8) Tap Next to continue.

9) Because this is a silent action that requires absolutely no intervention on your part, toggle off Ask Before Running and confirm the choice by tapping Don’t Ask.

10) Review that everything looks good, then tap Done to finish creating this automation.

Finish building the camera automation on iPhone

From now, as soon as you tap the Camera shortcut on the Lock Screen, Home Screen, App Library, Control Center, or anywhere else, it will invoke the automation and open Halide instead of the Camera app!

Note: The Camera app will continue to work inside other apps like WhatsApp, FaceTime, Instagram, etc.

How app automation work

As mentioned, our automation kicks in regardless of how we launch the Camera app.

Maybe you launched the camera from the Dock, the Home Screen, or another shortcut. Or, perhaps you got there via the Camera toggle in Control Center. If an app has a tappable Today widget, tapping it will also execute any automation attached to that app. To reiterate, no matter how you open the app, iOS will execute the underlying automation, if any.

One thing to keep in mind is that app automations don’t replace stock apps with your favorite ones. What we’re doing here is simply creating an automation in the Shortcuts app, which tells our iPhone or iPad to launch a custom app when opening a stock app.

You can observe this by assigning an app like Halide to the Lock Screen’s Camera shortcut.

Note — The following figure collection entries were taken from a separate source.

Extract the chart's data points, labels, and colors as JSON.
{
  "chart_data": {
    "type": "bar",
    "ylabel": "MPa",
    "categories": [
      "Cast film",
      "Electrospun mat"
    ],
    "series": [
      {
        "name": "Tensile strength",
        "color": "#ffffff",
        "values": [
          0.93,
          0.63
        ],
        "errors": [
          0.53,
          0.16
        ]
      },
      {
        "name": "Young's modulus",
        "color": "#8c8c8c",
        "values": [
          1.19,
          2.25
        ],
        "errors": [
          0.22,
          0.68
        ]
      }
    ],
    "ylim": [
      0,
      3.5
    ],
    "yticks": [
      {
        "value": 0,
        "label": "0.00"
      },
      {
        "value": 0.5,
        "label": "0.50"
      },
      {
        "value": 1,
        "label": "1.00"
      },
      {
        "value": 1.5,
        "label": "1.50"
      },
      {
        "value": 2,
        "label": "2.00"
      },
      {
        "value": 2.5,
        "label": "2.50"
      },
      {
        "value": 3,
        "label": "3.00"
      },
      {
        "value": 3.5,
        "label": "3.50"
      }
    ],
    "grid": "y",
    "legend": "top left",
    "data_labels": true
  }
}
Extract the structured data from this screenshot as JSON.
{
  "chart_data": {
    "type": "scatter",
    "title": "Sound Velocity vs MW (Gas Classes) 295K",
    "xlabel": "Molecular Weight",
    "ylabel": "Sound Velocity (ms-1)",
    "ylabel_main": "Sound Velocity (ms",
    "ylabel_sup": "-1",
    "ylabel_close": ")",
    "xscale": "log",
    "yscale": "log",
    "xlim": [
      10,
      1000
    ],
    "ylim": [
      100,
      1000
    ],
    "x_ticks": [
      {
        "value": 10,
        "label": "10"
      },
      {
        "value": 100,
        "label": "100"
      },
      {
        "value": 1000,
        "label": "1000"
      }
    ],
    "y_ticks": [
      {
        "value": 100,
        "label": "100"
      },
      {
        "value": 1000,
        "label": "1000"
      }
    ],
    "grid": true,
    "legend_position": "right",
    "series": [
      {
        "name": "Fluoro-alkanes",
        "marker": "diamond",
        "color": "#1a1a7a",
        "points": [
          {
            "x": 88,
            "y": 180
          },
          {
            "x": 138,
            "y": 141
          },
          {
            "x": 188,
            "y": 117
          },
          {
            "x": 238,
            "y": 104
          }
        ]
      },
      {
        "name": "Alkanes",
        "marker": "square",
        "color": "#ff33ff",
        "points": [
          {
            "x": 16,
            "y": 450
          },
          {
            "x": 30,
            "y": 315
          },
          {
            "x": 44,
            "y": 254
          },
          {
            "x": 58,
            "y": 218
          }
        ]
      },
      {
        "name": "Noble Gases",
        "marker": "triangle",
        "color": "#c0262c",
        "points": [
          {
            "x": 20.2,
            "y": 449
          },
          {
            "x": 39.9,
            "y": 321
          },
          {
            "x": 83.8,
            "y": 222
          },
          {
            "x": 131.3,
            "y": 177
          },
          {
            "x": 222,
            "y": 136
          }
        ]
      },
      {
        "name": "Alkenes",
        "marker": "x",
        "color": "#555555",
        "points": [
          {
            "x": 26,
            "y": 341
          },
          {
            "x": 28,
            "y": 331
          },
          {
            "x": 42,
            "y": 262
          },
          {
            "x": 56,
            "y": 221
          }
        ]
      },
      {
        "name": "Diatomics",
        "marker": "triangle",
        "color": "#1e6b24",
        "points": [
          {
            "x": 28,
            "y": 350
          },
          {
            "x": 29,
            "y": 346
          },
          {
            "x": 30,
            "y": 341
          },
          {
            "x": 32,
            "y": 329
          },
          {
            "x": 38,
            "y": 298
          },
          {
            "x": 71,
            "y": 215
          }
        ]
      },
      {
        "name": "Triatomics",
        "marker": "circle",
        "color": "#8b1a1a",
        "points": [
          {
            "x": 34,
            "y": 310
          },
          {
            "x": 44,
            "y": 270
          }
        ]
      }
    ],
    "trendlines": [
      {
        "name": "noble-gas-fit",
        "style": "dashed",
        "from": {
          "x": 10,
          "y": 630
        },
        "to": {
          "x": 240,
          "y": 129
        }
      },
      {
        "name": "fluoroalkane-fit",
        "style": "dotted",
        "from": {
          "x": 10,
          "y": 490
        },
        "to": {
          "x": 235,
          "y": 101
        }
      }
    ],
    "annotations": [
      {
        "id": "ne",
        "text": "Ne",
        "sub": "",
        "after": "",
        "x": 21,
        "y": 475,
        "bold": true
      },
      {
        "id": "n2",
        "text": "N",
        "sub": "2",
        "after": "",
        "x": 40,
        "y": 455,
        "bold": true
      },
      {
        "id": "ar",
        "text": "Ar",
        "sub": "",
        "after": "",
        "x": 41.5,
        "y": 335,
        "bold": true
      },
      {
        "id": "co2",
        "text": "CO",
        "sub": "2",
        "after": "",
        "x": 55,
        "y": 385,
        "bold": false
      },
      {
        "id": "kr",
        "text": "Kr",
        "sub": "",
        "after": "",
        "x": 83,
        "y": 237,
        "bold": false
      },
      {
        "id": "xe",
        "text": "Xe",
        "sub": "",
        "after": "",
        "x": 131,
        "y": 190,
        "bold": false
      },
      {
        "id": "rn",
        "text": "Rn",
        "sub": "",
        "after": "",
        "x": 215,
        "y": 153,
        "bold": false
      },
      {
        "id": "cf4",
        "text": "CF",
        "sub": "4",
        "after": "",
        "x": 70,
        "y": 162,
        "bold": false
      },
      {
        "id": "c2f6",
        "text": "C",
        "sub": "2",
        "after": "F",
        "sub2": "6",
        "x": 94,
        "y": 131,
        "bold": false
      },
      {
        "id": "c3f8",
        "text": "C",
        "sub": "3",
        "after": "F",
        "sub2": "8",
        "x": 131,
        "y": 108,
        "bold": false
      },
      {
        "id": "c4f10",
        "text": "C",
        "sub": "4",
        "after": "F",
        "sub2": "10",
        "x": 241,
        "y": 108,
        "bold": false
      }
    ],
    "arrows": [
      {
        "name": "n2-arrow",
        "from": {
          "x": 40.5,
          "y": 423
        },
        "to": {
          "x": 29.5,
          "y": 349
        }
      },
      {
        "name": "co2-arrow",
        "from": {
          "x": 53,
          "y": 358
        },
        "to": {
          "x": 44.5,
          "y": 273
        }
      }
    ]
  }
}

Opening Halide from the iPhone Lock Screen
The stock Camera interface is shown in the background until swiping all the way to the left reveals Halide.

If you slowly swipe from right to left on the Lock Screen to get to the Camera app, the stock Camera interface will gradually reveal itself as you’re swiping on the Lock Screen, only to be replaced by the Halide interface as soon as the animation has ended.

Customizing Control Center toggles with app automations

As mentioned, the Open App trigger doesn’t discriminate based on how you open an app.

As a result, the app automations in the Shortcuts app can even be used to customize Control Center toggles so that they open your favorite rather than default apps. As noted by Reddit user “iBanks3”, this can be particularly empowering if you’ve created a complex multi-step shortcut script that you’d like to execute with a quick tap of a Control Center icon.

Multiple automations for iPhone Control Center

App automations can’t be assigned to Quick Actions on the Home Screen or in Control Center. For instance, if you press and hold the Camera icon to bring up the shortcuts menu, then select a shortcut like Record Video or Take Selfie, the Halide app will still open, but none these shortcuts for the Camera app will be remapped to similar actions in Halide.

Here are some of the more interesting Control Center modifications that the poster was able to create thanks to app automations and custom Shortcuts scripts.

  • Low Power Mode: Presents the user with a menu for launching the Music app or Overcast, then turns off Low Power Mode.
  • Voice Memos: Opens the app Just Press Record.
  • Wallet: Opens a virtual bill-paying assistant
  • Calculator: Launches the PCalc app.
  • Notes: Opens the Drafts app.
  • Camera: Set to open the ProCamera app.

The possibilities are virtually endless.